Cadence uses reinforcement learning to tune flow
Cadence Design Systems has launched a tool that the company claims can speed up implementation by applying machine learning across the flow.
The Cerebrus “intelligent chip explorer” uses machine learning to gauge how well different directives and constraints will work on a target design and automatically select for those that deliver better power, performance and area (PPA) characteristics. Similar to Google’s recently disclosed MLplacer, the tool employs reinforcement learning to determine how well input parameters translate into implementation performance. However, Rod Metcalfe, product management group director at Cadence, said the tool has a wider remit than the Google experiment, which was focused on optimizing hard macro placement. This tool controls the inputs into existing Cadence implementation engines, some of which use their own AI-based optimizers as well as numerical algorithms.
“This is a very different approach. We are using reinforcement and have been doing a lot of research on it, but this is for the full flow, from RTL to GDS,” Metcalfe said. “We use the engine to tune the flow, not focusing on one part of it. The aim is to get to better PPA quicker than with a manual approach.”
In principle, the tool will let teams get to an efficient result more quickly, relieving the implementation engineers from making the detailed decisions needed for a manual flow. In one customer’s trial of automated floor planning exploration, the number of paths that failed timing was cut by more than 80 per cent and leakage power fell by 17 per cent.
Time and power reductions
“We’ve observed more than an 8 per cent power reduction on some of our most critical blocks in just a few days versus many months of manual effort. In addition, we are using Cerebrus for automated floorplan power distribution network sizing, which has resulted in more than 50% better final design timing,” said Sangyum Kim, vice president of design technology at Samsung Foundry.
Metcalfe said the development team had to tackle similar issues with reinforcement learning as those the Google engineers said they faced with MLplacer. A key issue with EDA is that it takes time for the benefits of a particular strategy to become evident, so the “reward” allocated to the AI model has to be delayed. Metcalfe said in the strategies employed by the Cerebrus designers, the reward calculation does not have to wait until the GDS result is ready. “You don’t want to make the decision too early but we found you don’t have go through the whole flow for everything. If you ran the full flow and only calculated the reward at the end, that’s very wasteful. We’ve been able to apply learning as the flow progresses. If something is not showing good behavior, you can terminate that job,” he said, adding that the engine supports incremental methods so that it can use the results from early stages and then train on variations from a midpoint.

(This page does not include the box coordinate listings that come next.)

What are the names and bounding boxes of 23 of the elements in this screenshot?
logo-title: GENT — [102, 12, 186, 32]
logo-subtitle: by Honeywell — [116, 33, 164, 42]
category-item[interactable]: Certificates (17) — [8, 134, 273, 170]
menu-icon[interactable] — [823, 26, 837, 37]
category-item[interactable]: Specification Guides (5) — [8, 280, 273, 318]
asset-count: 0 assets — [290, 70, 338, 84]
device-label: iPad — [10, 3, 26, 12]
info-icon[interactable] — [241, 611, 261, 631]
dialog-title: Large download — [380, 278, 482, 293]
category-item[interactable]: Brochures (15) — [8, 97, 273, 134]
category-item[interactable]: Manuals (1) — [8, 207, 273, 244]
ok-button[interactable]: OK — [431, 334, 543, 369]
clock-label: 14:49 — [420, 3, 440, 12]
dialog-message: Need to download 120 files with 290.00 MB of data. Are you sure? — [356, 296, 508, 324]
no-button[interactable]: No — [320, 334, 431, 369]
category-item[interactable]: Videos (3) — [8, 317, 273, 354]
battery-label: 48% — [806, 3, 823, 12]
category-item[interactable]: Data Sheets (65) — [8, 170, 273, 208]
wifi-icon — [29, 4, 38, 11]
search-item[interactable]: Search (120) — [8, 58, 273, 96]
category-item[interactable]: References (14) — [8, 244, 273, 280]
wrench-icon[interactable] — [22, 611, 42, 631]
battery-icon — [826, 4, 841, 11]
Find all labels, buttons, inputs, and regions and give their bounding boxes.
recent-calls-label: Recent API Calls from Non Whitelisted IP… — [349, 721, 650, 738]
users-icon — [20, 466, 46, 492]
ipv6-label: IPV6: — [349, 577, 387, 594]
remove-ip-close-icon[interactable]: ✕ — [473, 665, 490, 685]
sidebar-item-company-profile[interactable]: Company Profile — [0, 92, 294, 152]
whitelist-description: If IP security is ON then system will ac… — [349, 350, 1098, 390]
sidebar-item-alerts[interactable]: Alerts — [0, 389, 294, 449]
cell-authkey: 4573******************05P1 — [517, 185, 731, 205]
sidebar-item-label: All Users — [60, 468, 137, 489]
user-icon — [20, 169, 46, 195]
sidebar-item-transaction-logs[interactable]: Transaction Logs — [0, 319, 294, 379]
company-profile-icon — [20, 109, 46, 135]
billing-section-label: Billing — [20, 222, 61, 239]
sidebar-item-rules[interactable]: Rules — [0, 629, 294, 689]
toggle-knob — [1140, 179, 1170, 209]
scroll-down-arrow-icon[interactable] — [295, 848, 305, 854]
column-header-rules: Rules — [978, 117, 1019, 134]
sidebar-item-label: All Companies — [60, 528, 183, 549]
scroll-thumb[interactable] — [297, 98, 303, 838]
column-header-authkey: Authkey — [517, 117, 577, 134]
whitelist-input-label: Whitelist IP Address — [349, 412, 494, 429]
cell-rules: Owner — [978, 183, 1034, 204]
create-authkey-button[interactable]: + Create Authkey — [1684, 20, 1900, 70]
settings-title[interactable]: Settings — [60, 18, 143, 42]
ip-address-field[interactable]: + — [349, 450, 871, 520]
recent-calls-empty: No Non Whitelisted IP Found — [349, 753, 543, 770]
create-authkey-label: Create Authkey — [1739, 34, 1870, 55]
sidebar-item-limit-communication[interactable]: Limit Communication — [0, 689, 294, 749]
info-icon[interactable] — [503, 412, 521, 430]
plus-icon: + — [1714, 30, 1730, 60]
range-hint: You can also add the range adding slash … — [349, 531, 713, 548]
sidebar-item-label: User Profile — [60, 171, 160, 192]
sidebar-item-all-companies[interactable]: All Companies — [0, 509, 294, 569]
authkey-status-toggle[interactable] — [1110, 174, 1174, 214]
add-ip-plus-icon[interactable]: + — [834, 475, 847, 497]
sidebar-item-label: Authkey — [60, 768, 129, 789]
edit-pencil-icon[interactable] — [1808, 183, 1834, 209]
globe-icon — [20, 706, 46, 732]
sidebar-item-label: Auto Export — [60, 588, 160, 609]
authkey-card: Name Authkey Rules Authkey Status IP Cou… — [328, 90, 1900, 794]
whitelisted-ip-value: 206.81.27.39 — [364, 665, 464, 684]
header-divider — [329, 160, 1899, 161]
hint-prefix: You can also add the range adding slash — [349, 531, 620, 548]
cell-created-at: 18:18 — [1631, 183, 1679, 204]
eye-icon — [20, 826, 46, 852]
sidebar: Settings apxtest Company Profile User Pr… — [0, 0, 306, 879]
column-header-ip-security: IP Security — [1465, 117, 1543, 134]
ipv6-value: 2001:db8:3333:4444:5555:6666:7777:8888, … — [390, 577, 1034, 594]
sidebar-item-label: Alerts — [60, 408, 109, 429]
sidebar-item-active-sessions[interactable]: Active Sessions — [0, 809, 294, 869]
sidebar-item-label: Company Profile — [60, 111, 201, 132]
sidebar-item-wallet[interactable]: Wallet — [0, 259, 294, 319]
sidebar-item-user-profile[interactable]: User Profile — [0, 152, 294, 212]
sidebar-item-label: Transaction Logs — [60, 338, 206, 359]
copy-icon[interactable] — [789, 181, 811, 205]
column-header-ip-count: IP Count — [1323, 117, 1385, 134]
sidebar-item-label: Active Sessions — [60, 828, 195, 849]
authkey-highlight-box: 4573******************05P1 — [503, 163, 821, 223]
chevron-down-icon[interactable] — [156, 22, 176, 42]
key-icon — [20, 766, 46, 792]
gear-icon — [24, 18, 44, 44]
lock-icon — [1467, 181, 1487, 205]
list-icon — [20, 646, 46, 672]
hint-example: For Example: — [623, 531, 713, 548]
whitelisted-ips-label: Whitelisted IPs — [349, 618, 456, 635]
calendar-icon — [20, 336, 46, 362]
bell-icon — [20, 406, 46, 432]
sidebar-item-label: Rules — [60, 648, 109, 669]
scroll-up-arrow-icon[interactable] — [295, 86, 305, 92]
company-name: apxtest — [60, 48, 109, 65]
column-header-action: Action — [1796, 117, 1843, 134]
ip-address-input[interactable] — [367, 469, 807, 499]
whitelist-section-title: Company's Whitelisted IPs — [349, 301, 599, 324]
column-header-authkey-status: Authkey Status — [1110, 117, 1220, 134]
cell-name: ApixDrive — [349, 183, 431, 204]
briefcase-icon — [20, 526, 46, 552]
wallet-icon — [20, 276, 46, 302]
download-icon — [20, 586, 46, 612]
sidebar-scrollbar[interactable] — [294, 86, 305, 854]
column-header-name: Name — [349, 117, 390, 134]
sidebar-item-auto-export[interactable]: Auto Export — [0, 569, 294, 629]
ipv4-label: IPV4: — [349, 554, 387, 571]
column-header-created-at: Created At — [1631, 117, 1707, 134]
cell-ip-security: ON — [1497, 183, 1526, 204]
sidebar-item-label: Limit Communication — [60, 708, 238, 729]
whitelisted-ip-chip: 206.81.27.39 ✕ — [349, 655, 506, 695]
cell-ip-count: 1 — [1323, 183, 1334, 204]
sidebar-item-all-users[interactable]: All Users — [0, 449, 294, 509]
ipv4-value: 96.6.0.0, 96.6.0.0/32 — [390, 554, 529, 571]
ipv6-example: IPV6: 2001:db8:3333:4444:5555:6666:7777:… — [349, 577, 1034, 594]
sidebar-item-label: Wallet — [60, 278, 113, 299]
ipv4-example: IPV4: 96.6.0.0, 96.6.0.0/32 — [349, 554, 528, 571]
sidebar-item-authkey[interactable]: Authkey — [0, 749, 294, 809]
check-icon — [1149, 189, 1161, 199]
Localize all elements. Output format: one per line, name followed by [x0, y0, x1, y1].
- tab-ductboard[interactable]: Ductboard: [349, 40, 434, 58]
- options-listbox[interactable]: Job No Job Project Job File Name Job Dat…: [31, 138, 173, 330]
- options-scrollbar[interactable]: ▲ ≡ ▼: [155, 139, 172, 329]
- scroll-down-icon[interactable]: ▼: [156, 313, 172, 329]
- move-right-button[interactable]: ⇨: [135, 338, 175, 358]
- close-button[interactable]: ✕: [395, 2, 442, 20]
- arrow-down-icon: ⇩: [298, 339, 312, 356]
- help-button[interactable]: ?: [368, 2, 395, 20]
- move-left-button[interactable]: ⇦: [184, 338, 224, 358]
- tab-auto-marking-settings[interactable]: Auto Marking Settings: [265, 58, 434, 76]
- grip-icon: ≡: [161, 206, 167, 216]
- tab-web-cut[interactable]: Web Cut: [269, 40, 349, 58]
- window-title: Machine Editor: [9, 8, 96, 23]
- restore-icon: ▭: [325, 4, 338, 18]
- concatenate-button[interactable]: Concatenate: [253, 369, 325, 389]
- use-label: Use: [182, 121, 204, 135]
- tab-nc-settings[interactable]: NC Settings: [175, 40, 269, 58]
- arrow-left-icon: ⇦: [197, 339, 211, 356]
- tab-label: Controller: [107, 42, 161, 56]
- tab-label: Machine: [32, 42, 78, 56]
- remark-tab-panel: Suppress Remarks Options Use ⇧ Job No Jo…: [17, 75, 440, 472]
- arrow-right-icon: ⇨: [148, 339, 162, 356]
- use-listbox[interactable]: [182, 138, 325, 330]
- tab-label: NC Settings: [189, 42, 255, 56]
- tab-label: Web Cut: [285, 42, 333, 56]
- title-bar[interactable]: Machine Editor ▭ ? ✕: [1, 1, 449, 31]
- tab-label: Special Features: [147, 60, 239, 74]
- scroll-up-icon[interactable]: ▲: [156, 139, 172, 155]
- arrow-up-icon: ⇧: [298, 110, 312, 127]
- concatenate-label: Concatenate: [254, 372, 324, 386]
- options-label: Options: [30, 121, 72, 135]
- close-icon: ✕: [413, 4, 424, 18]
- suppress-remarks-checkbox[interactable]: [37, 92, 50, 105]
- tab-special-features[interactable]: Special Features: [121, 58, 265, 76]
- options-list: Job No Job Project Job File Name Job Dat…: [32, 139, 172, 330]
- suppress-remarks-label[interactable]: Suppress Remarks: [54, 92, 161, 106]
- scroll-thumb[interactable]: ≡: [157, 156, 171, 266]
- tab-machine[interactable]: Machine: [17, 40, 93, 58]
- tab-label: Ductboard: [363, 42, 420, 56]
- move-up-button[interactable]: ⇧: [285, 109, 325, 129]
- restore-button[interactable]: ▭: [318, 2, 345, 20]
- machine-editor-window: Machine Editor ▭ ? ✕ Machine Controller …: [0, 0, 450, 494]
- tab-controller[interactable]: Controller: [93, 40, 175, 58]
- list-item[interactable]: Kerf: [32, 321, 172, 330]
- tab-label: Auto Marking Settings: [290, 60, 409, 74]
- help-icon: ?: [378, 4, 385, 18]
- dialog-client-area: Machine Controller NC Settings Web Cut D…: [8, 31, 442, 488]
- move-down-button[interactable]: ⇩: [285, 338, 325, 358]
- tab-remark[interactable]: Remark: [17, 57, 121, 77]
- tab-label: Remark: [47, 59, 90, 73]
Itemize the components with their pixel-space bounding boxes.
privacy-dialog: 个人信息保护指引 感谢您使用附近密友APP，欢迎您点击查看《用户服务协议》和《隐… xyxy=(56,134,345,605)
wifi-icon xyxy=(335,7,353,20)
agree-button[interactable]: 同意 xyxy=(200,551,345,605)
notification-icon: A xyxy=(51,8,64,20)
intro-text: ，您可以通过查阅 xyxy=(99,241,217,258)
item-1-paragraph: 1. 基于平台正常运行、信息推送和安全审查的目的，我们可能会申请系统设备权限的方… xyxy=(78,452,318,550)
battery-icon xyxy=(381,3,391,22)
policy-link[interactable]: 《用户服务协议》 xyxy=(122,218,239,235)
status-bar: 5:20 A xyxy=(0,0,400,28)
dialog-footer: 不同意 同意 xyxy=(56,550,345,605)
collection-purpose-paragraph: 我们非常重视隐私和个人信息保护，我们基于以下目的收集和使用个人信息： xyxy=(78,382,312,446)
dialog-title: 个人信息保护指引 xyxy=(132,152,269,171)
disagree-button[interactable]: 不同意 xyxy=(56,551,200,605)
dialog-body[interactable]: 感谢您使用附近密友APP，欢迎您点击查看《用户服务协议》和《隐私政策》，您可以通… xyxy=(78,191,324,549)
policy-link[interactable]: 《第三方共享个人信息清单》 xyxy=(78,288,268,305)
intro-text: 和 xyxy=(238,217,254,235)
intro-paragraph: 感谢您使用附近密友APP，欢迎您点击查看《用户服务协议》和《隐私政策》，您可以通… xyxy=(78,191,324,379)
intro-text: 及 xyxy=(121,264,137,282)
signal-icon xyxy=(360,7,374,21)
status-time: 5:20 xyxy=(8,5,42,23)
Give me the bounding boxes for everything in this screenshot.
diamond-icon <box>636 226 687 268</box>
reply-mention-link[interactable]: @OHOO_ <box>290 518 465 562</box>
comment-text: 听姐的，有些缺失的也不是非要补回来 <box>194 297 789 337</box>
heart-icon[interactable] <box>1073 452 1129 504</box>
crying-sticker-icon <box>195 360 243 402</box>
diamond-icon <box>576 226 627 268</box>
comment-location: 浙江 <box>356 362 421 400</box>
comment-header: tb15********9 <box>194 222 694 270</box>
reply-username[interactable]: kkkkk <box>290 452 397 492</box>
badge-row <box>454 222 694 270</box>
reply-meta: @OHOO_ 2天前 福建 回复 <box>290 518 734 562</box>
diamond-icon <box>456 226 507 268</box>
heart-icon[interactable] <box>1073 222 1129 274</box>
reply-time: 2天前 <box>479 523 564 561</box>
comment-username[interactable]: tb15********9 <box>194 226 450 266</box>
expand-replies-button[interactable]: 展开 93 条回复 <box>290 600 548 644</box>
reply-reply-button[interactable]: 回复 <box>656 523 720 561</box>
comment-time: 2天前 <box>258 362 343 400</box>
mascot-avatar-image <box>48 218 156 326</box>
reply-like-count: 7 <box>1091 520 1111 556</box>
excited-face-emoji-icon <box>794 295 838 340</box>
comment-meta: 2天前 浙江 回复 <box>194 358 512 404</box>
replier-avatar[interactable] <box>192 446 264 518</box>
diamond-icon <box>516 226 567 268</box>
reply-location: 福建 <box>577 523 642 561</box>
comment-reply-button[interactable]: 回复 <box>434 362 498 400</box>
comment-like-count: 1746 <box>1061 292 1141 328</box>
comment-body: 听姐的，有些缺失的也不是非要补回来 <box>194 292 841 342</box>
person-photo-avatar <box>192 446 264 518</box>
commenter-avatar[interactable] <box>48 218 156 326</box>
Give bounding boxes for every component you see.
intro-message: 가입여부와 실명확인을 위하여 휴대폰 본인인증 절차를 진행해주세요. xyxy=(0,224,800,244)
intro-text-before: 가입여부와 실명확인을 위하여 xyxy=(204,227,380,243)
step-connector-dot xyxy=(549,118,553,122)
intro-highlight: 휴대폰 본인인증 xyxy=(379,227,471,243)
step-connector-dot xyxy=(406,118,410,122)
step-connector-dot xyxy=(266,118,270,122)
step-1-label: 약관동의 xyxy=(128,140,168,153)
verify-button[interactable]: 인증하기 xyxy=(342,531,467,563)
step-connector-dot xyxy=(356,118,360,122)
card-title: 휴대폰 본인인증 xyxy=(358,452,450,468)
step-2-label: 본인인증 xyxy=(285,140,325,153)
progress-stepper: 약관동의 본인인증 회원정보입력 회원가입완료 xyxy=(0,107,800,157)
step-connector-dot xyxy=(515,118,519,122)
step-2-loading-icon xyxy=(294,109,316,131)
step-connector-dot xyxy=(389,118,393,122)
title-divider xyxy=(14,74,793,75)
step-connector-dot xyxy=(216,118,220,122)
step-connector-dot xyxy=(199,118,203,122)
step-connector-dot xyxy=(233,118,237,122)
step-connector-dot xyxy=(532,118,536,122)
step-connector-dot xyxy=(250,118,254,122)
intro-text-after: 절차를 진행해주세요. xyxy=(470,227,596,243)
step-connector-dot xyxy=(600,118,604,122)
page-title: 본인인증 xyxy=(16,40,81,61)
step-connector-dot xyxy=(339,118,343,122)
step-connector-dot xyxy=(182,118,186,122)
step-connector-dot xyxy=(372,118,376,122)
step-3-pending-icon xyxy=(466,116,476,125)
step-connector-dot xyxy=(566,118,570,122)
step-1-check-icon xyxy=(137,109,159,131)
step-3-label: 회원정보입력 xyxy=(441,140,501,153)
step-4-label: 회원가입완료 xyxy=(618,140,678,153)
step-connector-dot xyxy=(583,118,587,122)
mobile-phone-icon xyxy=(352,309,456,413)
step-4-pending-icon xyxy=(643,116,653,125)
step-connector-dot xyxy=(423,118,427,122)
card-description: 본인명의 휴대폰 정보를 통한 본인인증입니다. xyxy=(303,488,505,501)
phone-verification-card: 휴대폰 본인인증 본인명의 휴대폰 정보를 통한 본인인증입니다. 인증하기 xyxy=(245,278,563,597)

The typical usage model would be for a customer to start by training Cerebrus on a target design to give it enough data on which to work. As Google found, the results on a trained model do not typically translate to designs that have different characteristics but by using a cluster of CPUs to work on representative blocks and chip designs upfront, the company expects customers will be able to cut implementation time significantly when the later designs are ready to go.
“Generally, what we see people doing is that they take their existing flow and give that to Cerebrus and then see if it comes up with better metrics. Customers build confidence that way. The next project is the one that uses it,” Metcalfe said. “The customer trains it from scratch on their own blocks and their own classes of design. And they own that model: it’s part of their design IP.”